Nvidia has been selling AI accelerators for years. OpenAI and Microsoft (NASDAQ: MSFT) bought the chips that made the first public version of ChatGPT possible in 2020. That system was worth a few hundred million dollars. Rumor has it that the next generation of OpenAI's ChatGPT training hardware will require millions of Nvidia chips and cost as much as $100 billion.

And that's just one system from one AI project. The ChatGPT release opened the floodgates for an industrywide fascination with generative AI, and pretty much every tech giant worth the nickname is building large AI-training systems. Nvidia's revenue chart shows where the generative AI boom started to translate into soaring chip sales, about two quarters later:

NVDA Revenue (TTM) Chart
NVDA Revenue (TTM) Chart

As you can see, Nvidia's business is booming and the company converts nearly half of the incoming revenues into free cash flows. Nvidia obviously deserves a premium-priced stock, given its shareholder-friendly financial results and solid prospects of continued top-line growth.

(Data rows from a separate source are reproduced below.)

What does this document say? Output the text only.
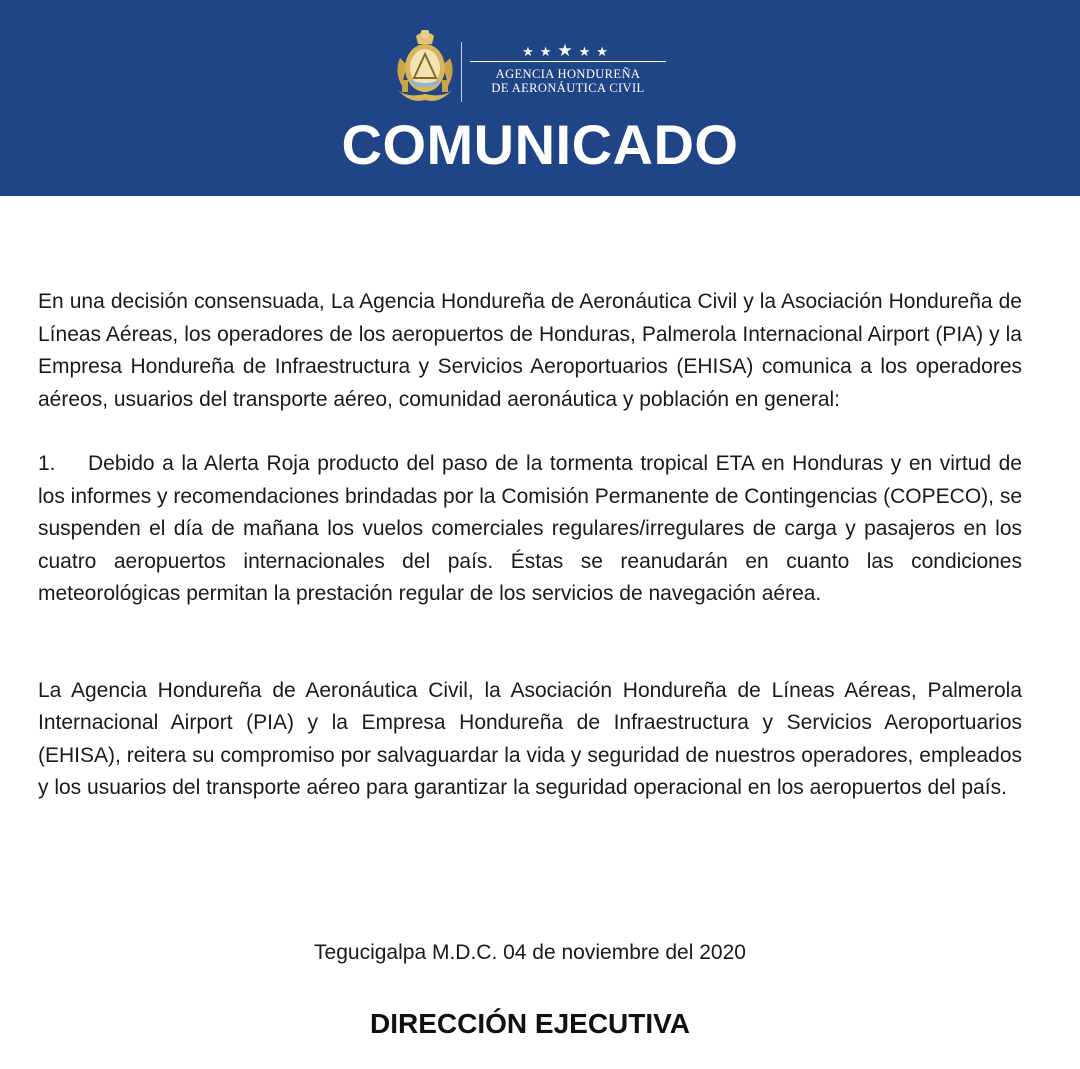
★★★★★
AGENCIA HONDUREÑA
DE AERONÁUTICA CIVIL
COMUNICADO

En una decisión consensuada, La Agencia Hondureña de Aeronáutica Civil y la Asociación Hondureña de Líneas Aéreas, los operadores de los aeropuertos de Honduras, Palmerola Internacional Airport (PIA) y la Empresa Hondureña de Infraestructura y Servicios Aeroportuarios (EHISA) comunica a los operadores aéreos, usuarios del transporte aéreo, comunidad aeronáutica y población en general:

1. Debido a la Alerta Roja producto del paso de la tormenta tropical ETA en Honduras y en virtud de los informes y recomendaciones brindadas por la Comisión Permanente de Contingencias (COPECO), se suspenden el día de mañana los vuelos comerciales regulares/irregulares de carga y pasajeros en los cuatro aeropuertos internacionales del país. Éstas se reanudarán en cuanto las condiciones meteorológicas permitan la prestación regular de los servicios de navegación aérea.

La Agencia Hondureña de Aeronáutica Civil, la Asociación Hondureña de Líneas Aéreas, Palmerola Internacional Airport (PIA) y la Empresa Hondureña de Infraestructura y Servicios Aeroportuarios (EHISA), reitera su compromiso por salvaguardar la vida y seguridad de nuestros operadores, empleados y los usuarios del transporte aéreo para garantizar la seguridad operacional en los aeropuertos del país.

Tegucigalpa M.D.C. 04 de noviembre del 2020
DIRECCIÓN EJECUTIVA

The AI king has many serious rivals

On the other hand, Nvidia isn't the only AI accelerator designer out there. The company wins the raw performance races every time but others offer competitive chips with other desirable features. For example:

  • The Instinct product line from arch-rival AMD (NASDAQ: AMD) reportedly uses faster memory than Nvidia's best AI accelerators but at the cost of higher power consumption.

  • Intel's (NASDAQ: INTC) Gaudi accelerators come with much lower up-front hardware costs, resulting in a better bang-for-your-buck calculation. Moreover, Intel runs its own chip-making facilities, avoiding bottlenecks in the fab-less semiconductor model where many processor designers compete for a limited supply of manufacturing services.

  • Other challengers might focus on faster networking, broader use cases, or higher performance with a smaller instruction set.

  • And some of the largest names in cloud computing have designed their own AI accelerators, hoping to cut costs by leaving Nvidia's profits out of the hardware design.